Raina and Amelia played hopscotch and rolled down the hill outside City Hall. Jennifer slept in a baby carrier. The family said they felt supported by their community, who came together to show that they cared about what all the Blochs had been through.

“It’s been a trying year,” said Jerry Bloch, Betsy’s grandfather. “But it turned out for the better.”

By the fall, Betsy had been able to return to work at the Weinbrenner Shoe Company in Merrill. Justin, a former milk producer, had found a maintenance job in Athens’ school district. Angel took care of her own aging mother in Merrill and cared much less about her daughter.

In December, almost a full year after Betsy became ill, she was finally notified of her medical bills. Although she had been affected by both COVID-19 and blastomycosis, the state attributed her hospital stay to COVID-19 and wrote off the cost of her expenses: the helicopter; ambulances; the months spent connected to the ECMO machine. The family had almost gotten used to the underlying anxiety of worrying about whether they would spend the rest of their lives in medical debt.

For Betsy, it came with its own kind of sake for the sake of survivors to find out they owed nothing.
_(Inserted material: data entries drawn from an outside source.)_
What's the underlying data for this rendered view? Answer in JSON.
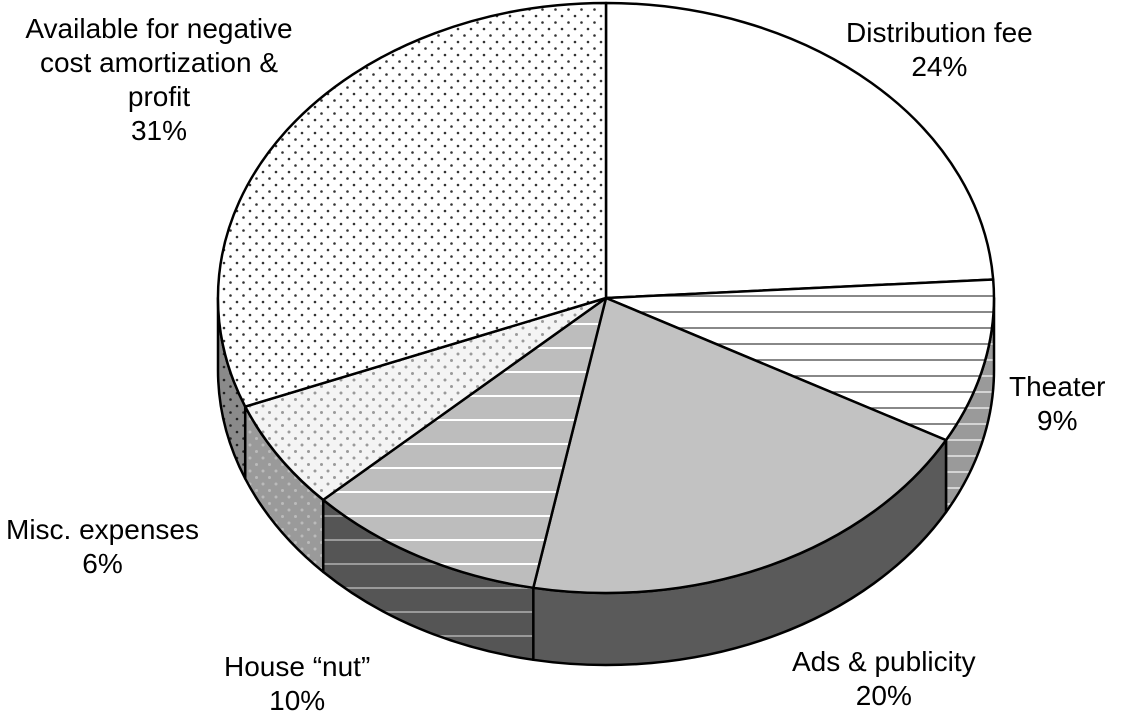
{
  "chart_data": {
    "type": "pie",
    "slices": [
      {
        "label": "Distribution fee",
        "value": 24,
        "value_label": "24%",
        "fill": "#ffffff",
        "pattern": "none"
      },
      {
        "label": "Theater",
        "value": 9,
        "value_label": "9%",
        "fill": "#ffffff",
        "pattern": "horizontal-lines"
      },
      {
        "label": "Ads & publicity",
        "value": 20,
        "value_label": "20%",
        "fill": "#c2c2c2",
        "pattern": "none"
      },
      {
        "label": "House “nut”",
        "value": 10,
        "value_label": "10%",
        "fill": "#bdbdbd",
        "pattern": "white-horizontal-lines"
      },
      {
        "label": "Misc. expenses",
        "value": 6,
        "value_label": "6%",
        "fill": "#f4f4f4",
        "pattern": "gray-dots"
      },
      {
        "label": "Available for negative cost amortization & profit",
        "label_lines": [
          "Available for negative",
          "cost amortization &",
          "profit"
        ],
        "value": 31,
        "value_label": "31%",
        "fill": "#ffffff",
        "pattern": "dots"
      }
    ],
    "style": "3d-tilted",
    "legend": "none",
    "title": ""
  }
}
The money from the fundraiser was still a lifeline, as her illness had meant months of lost income for the family and lots of debt. But after all the months of waiting for the next bill, she could hardly believe it when it did not come.

She knows she has changed since she got sick. It’s not just the tracheotomy, the inhaler she needs now. She is also quieter, she said, and a little more introverted.

“She did not come home the same person she was when she left,” Justin said. “You’re going through such a life problem, you’re not the same person anymore.”

But Betsy also said she feels lucky to have come out on the other side of her ordeal.

“I have a long way to go,” she said. “But I’m here.”

This week, WPR brings you stories that reflect the last two years of the pandemic. They include stories about masking, health professionals, education and work. For more stories on COVID-19, visit wpr.org/COVID.